Today, with the rise of social media influencers and their luxury looks, we see our personal social media equity in relation to the equity of the brands that we endorse in our Instagram posts. In other words, we aspire to live the luxury lifestyle of social media influencers. What better way to emulate them than by wearing copying their ensembles?
The Rise of Accessible Luxury
Management consultancy firm, Bain and Company’s recent report confirms that sales in the luxury personal goods market are on the rise. In our social-media-centric age, we all want to look as if we live luxuriously, even if we do not necessarily have the financial means to do so. As a result, many millennial and generation z shoppers buy into the luxury accessories market due to its lower price barrier to entry. Most of these accessories – handbags, shoes, belts, keychains – are made of leather. This implicitly glorifies the use and purchasing of leather. This love of leather also lured its way into the fast-fashion brands’ premium labels. For example, H&M labels all of the leather shoes as premium quality, which suggests that animal leather is more fashionable than its faux leather counterpart.

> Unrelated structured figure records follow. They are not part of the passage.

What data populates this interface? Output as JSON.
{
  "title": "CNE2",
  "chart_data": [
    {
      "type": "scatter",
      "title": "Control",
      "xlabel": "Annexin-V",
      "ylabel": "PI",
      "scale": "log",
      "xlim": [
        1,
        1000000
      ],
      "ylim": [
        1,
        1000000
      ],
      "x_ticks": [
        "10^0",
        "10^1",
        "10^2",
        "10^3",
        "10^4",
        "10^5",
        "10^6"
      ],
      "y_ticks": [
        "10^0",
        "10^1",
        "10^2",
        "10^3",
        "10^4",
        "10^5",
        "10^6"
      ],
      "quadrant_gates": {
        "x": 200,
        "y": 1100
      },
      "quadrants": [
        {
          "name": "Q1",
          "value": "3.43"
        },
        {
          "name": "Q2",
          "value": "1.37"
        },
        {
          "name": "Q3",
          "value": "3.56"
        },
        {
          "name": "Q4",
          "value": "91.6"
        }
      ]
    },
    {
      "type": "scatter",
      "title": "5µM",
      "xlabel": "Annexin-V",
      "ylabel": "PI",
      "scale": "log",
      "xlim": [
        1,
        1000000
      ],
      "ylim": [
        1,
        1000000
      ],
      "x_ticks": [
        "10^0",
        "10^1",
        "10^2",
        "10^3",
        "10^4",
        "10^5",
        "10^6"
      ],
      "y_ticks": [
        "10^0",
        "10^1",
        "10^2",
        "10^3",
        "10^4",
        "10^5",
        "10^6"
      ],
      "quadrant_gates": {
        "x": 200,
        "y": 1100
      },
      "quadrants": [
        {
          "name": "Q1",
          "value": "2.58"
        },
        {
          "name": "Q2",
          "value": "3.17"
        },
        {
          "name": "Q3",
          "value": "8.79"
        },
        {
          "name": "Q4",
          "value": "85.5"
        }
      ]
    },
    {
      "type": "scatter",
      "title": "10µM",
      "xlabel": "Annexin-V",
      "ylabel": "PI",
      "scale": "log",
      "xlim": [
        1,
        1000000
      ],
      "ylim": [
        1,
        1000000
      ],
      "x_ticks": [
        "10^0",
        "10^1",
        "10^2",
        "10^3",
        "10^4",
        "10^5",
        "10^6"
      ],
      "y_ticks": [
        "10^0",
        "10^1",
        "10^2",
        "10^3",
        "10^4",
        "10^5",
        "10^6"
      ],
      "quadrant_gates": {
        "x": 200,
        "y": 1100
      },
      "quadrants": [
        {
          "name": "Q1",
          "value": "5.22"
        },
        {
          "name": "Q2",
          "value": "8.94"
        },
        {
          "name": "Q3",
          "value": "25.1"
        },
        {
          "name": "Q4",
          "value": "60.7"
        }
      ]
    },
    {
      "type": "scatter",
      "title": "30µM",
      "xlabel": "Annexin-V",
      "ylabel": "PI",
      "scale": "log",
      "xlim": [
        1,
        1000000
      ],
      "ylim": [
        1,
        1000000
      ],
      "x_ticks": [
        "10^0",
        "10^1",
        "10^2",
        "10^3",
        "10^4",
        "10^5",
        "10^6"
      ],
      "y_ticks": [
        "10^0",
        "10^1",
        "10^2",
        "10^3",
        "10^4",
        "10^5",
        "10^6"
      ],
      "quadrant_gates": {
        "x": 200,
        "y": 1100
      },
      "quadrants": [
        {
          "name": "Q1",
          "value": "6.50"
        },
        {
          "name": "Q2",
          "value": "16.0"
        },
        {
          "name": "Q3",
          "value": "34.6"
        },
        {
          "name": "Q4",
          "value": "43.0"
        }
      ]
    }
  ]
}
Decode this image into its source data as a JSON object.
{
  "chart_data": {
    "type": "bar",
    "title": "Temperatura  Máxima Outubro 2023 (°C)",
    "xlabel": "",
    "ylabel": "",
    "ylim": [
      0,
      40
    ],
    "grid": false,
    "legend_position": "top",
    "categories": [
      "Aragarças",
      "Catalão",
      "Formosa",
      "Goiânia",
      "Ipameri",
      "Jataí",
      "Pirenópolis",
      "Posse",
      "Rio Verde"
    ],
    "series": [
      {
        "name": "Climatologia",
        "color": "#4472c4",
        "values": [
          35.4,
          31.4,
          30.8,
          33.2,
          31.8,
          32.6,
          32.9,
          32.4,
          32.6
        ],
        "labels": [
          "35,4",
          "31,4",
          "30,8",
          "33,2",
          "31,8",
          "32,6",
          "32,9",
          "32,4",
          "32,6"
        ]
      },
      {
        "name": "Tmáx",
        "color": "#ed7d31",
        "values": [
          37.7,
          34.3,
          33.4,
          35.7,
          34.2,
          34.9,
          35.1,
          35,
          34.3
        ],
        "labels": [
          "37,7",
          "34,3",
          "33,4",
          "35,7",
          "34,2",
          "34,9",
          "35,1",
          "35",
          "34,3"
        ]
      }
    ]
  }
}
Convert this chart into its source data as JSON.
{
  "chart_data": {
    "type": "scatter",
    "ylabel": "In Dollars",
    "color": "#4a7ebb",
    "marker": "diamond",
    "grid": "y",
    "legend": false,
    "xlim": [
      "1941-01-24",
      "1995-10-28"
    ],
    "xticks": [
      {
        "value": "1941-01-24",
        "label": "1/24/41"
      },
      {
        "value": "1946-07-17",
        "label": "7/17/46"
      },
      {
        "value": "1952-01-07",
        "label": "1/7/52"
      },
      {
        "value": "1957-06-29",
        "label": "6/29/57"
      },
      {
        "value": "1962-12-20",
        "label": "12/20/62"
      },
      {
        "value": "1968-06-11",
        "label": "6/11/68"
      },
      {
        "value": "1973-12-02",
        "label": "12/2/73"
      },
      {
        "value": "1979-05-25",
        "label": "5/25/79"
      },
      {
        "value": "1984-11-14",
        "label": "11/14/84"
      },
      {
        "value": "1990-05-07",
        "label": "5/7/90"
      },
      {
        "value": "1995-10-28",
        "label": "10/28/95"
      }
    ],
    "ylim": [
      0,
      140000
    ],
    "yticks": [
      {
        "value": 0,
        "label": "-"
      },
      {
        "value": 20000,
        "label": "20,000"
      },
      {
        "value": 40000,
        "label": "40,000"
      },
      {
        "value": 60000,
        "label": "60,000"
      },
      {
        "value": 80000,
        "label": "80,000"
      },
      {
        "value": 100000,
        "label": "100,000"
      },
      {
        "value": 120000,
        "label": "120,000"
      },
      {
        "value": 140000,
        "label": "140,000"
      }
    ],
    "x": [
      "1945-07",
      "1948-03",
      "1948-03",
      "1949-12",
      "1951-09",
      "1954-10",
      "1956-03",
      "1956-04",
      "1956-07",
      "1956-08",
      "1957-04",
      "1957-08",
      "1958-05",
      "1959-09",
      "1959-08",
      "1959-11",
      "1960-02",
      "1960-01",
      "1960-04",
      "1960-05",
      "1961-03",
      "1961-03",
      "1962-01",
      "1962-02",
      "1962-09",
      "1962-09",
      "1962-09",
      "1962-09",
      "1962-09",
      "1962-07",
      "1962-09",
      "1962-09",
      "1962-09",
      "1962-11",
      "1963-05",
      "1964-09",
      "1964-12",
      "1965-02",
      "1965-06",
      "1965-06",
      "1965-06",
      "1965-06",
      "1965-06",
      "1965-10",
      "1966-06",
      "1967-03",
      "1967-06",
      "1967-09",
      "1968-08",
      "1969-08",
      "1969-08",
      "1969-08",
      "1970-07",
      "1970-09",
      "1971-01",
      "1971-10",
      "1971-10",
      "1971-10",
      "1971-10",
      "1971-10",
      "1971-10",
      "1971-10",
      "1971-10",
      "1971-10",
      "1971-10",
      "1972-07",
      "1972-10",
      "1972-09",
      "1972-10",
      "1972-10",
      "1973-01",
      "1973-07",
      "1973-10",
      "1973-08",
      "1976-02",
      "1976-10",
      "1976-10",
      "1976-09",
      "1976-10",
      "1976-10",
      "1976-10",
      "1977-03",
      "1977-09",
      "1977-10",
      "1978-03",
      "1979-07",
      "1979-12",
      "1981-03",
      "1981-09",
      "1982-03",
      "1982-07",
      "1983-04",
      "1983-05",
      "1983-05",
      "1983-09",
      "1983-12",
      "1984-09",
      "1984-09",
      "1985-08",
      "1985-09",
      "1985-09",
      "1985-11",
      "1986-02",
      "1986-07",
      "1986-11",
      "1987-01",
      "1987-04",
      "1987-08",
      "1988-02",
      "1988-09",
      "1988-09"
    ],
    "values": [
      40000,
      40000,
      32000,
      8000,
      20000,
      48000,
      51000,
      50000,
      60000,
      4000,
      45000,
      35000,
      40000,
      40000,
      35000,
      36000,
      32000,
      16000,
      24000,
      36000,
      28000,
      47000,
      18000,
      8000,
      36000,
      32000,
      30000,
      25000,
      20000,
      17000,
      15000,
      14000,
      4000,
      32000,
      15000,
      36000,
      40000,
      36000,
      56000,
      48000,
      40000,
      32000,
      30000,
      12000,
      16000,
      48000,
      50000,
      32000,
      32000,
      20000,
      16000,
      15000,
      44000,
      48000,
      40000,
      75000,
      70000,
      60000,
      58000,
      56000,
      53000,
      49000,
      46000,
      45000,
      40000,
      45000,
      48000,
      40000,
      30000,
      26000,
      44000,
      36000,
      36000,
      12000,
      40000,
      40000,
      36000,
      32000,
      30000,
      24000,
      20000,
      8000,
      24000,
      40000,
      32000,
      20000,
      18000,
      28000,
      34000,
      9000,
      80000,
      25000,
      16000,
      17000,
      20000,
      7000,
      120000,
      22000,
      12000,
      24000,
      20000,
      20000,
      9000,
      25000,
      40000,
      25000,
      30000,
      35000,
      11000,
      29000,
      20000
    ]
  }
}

In our environmentally-conscious age, millennial consumers prioritize quality over quantity. Quality products tend to be associated with the luxury brands and, historically, leather epitomizes luxury. By this logic, and recent trend reports, it seems that as the luxury industry grows, so does the leather goods industry.
However, as I’m writing this article and Gucci loafers are still on backorder, it seems that the leather shoes make may finally be taking a [un]surprising turn, and the marketplace might be in the midst of a sustainability shift. As fashion moves on from mohair, can we let go of our lust for leather while still being in love with luxury?